Con l’ok del Senato alla fiducia, va in archivio un iter partito nel 2015. Dal presidente della Commissione Industria ancora dure critiche al testo
L’Aula del Senato ha approvato stamattina in via definitiva con 146 sì e 113 no il Ddl Concorrenza, chiudendo una volta per tutte (con i voti di Partito Democratico, Mdp, Alternativa Popolare e Gruppo delle Autonomie) un iter iniziato nel 2015 con Matteo Renzi premier e Federica Guidi ministro dello Sviluppo Economico.
La quarta lettura del testo a Palazzo Madama si è quindi esaurita in circa tre settimane, e sulla decisione finale del Governo di porre la fiducia hanno pesato tanto la volontà di condurre in porto il provvedimento quanto il desiderio di risolvere la situazione prima delle ferie di agosto. In ogni caso, la conclusione positiva dell’esame del Concorrenza non deve far dimenticare le difficoltà e i ritardi che hanno accompagnato gli oltre due anni di discussione, in una misura tale da aver reso la vicenda a tratti surreale. Inoltre, dal lato dei contenuti del Disegno di legge continuano a far discutere, dentro e fuori il Parlamento, le soluzioni adottate in ambito di energia, assicurazioni e telemarketing.
A dimostrazione delle critiche suscitate dall’esito dei lavori sul Ddl Concorrenza, va registrato il seguito di quello che la scorsa settimana avevamo definito come “caso Mucchetti”. Prendendo la parola in Assemblea per annunciare la sua scelta di non partecipare al voto di fiducia, il presidente della Commissione Industria ha ribadito il suo giudizio negativo sul testo, definito come «uno strumento per favorire o salvaguardare alcune grandi aziende». In particolare, l’ex editorialista del Corriere della Sera si è detto certo che «la mera cancellazione del servizio di maggior tutela, senza prevedere rimedi antitrust, determinerà il passaggio automatico di 19 milioni di clienti dell’Acquirente unico all’Enel senza costi per la stessa Enel». Con la sua scelta, Massimo Mucchetti ha sostenuto di voler «difendere la dignità del Senato compromessa nel confronto con la Camera», dal momento che le modifiche introdotte a Montecitorio avrebbero peggiorato il provvedimento e reso impossibile la discussione di altri atti in materia entro la fine della Legislatura.

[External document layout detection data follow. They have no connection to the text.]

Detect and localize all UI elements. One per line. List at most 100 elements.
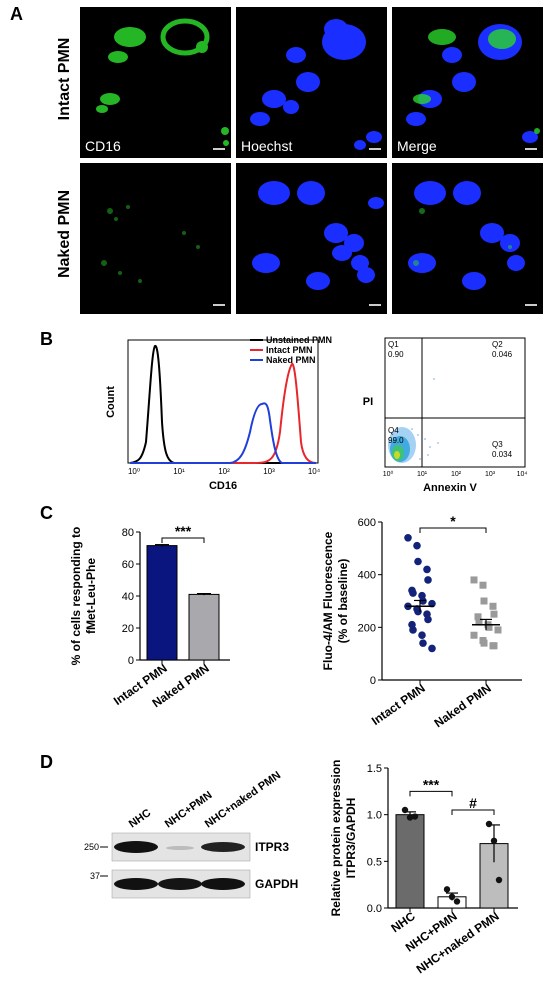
scale-bar	[213, 148, 225, 150]
data-point	[424, 576, 432, 584]
cd16-histogram: 10⁰ 10¹ 10² 10³ 10⁴ CD16 Count Unstained…	[105, 335, 332, 492]
bar	[395, 814, 425, 909]
data-point	[406, 814, 414, 821]
quadrant-value-q3: 0.034	[492, 450, 513, 459]
x-tick-label: 10⁰	[128, 467, 140, 476]
cd16-signal-intact	[96, 18, 229, 146]
x-tick-label: 10⁴	[308, 467, 321, 476]
y-tick-label: 200	[358, 622, 376, 634]
data-point	[489, 602, 497, 610]
mw-marker: 37	[90, 871, 100, 881]
x-tick-label: Intact PMN	[369, 681, 428, 728]
x-tick-label: Naked PMN	[432, 681, 494, 728]
panel-b-letter: B	[40, 329, 53, 349]
legend-label-naked: Naked PMN	[266, 355, 316, 365]
data-point	[411, 813, 419, 820]
hoechst-signal-naked	[252, 181, 384, 290]
scale-bar	[369, 148, 381, 150]
hoechst-signal-intact	[250, 19, 382, 150]
quadrant-label-q2: Q2	[492, 340, 503, 349]
data-point	[494, 626, 502, 634]
annexin-pi-flow-plot: Q1 0.90 Q2 0.046 Q3 0.034 Q4 99.0 10⁰ 10…	[363, 337, 528, 494]
y-tick-label: 80	[122, 527, 134, 539]
y-axis-label-line1: Fluo-4/AM Fluorescence	[321, 531, 335, 670]
panel-c-letter: C	[40, 503, 53, 523]
y-tick-label: 40	[122, 591, 134, 603]
panel-d-letter: D	[40, 752, 53, 772]
data-point	[490, 642, 498, 650]
micrograph-naked-hoechst	[236, 163, 387, 314]
data-point	[404, 534, 412, 542]
legend-label-intact: Intact PMN	[266, 345, 313, 355]
scale-bar	[369, 304, 381, 306]
y-axis-label-line1: Relative protein expression	[330, 760, 343, 917]
channel-label: Hoechst	[241, 138, 293, 154]
significance-label: ***	[175, 523, 192, 539]
y-tick-label: 400	[358, 570, 376, 582]
band-nhc-itpr3	[114, 841, 158, 853]
quadrant-value-q1: 0.90	[388, 350, 404, 359]
series-unstained	[129, 344, 316, 464]
scale-bar	[525, 148, 537, 150]
data-point	[414, 557, 422, 566]
micrograph-intact-cd16: CD16	[80, 7, 231, 158]
x-tick-label: 10³	[263, 467, 275, 476]
channel-label: CD16	[85, 138, 121, 154]
flow-frame	[384, 337, 526, 468]
quadrant-label-q1: Q1	[388, 340, 399, 349]
data-point	[414, 607, 422, 616]
x-tick-label: 10²	[218, 467, 230, 476]
x-tick-label: 10²	[451, 471, 462, 478]
band-nhc-naked-itpr3	[201, 842, 245, 852]
significance-bracket	[161, 537, 205, 543]
lane-label: NHC	[127, 807, 153, 831]
data-point	[401, 806, 409, 814]
y-axis-label-line2: ITPR3/GAPDH	[344, 798, 358, 879]
data-point	[443, 886, 451, 893]
y-tick-label: 60	[122, 559, 134, 571]
quadrant-value-q2: 0.046	[492, 350, 513, 359]
data-point	[453, 898, 461, 905]
panel-a-letter: A	[10, 4, 23, 24]
y-axis-label-line1: % of cells responding to	[69, 527, 83, 666]
band-label-gapdh: GAPDH	[255, 877, 298, 891]
y-tick-label: 1.5	[367, 763, 382, 775]
data-point	[495, 876, 503, 884]
histogram-legend: Unstained PMN Intact PMN Naked PMN	[250, 335, 332, 365]
x-tick-label: 10⁴	[517, 471, 528, 478]
micrograph-intact-hoechst: Hoechst	[236, 7, 387, 158]
data-point	[409, 589, 417, 597]
chart-c-left-responding-cells: % of cells responding to fMet-Leu-Phe 0 2…	[69, 523, 230, 710]
significance-label: *	[450, 513, 456, 529]
data-point	[424, 615, 432, 624]
chart-d-itpr3-expression: Relative protein expression ITPR3/GAPDH …	[330, 760, 518, 976]
data-point	[409, 626, 417, 634]
bar	[146, 545, 178, 661]
data-point	[480, 597, 488, 605]
merge-signal-naked	[408, 181, 525, 290]
band-nhc-pmn-itpr3	[166, 846, 194, 850]
data-point	[485, 623, 493, 631]
band-nhc-gapdh	[114, 878, 158, 890]
y-tick-label: 0.5	[367, 856, 382, 868]
bar	[188, 593, 220, 661]
legend-label-unstained: Unstained PMN	[266, 335, 332, 345]
y-axis-label: Count	[105, 386, 117, 418]
mw-marker: 250	[84, 842, 99, 852]
merge-signal-intact	[406, 24, 540, 143]
data-point	[418, 631, 426, 640]
western-blot: NHC NHC+PMN NHC+naked PMN 250 37 ITPR3 G…	[84, 769, 298, 899]
significance-nhc-vs-pmn-label: ***	[423, 776, 440, 792]
x-axis-label: CD16	[209, 480, 237, 492]
band-label-itpr3: ITPR3	[255, 840, 289, 854]
series-naked	[130, 402, 316, 464]
micrograph-intact-merge: Merge	[392, 7, 543, 158]
flow-events	[388, 378, 439, 463]
data-point	[470, 576, 478, 584]
quadrant-label-q3: Q3	[492, 440, 503, 449]
x-tick-label: 10¹	[173, 467, 185, 476]
quadrant-label-q4: Q4	[388, 426, 399, 435]
plot-area: 0 200 400 600 Intact PMN Naked PMN *	[358, 513, 522, 728]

Dunque, l’ok al Concorrenza va letto più come un salvataggio in extremis che come un successo del Parlamento. Ciò che appare certo, infatti, è che in ambito di apertura dei mercati e di lotta alle rendite di posizione in Italia ci sarà molto da lavorare nei prossimi anni, a prescindere da chi si troverà a guidare l’Esecutivo.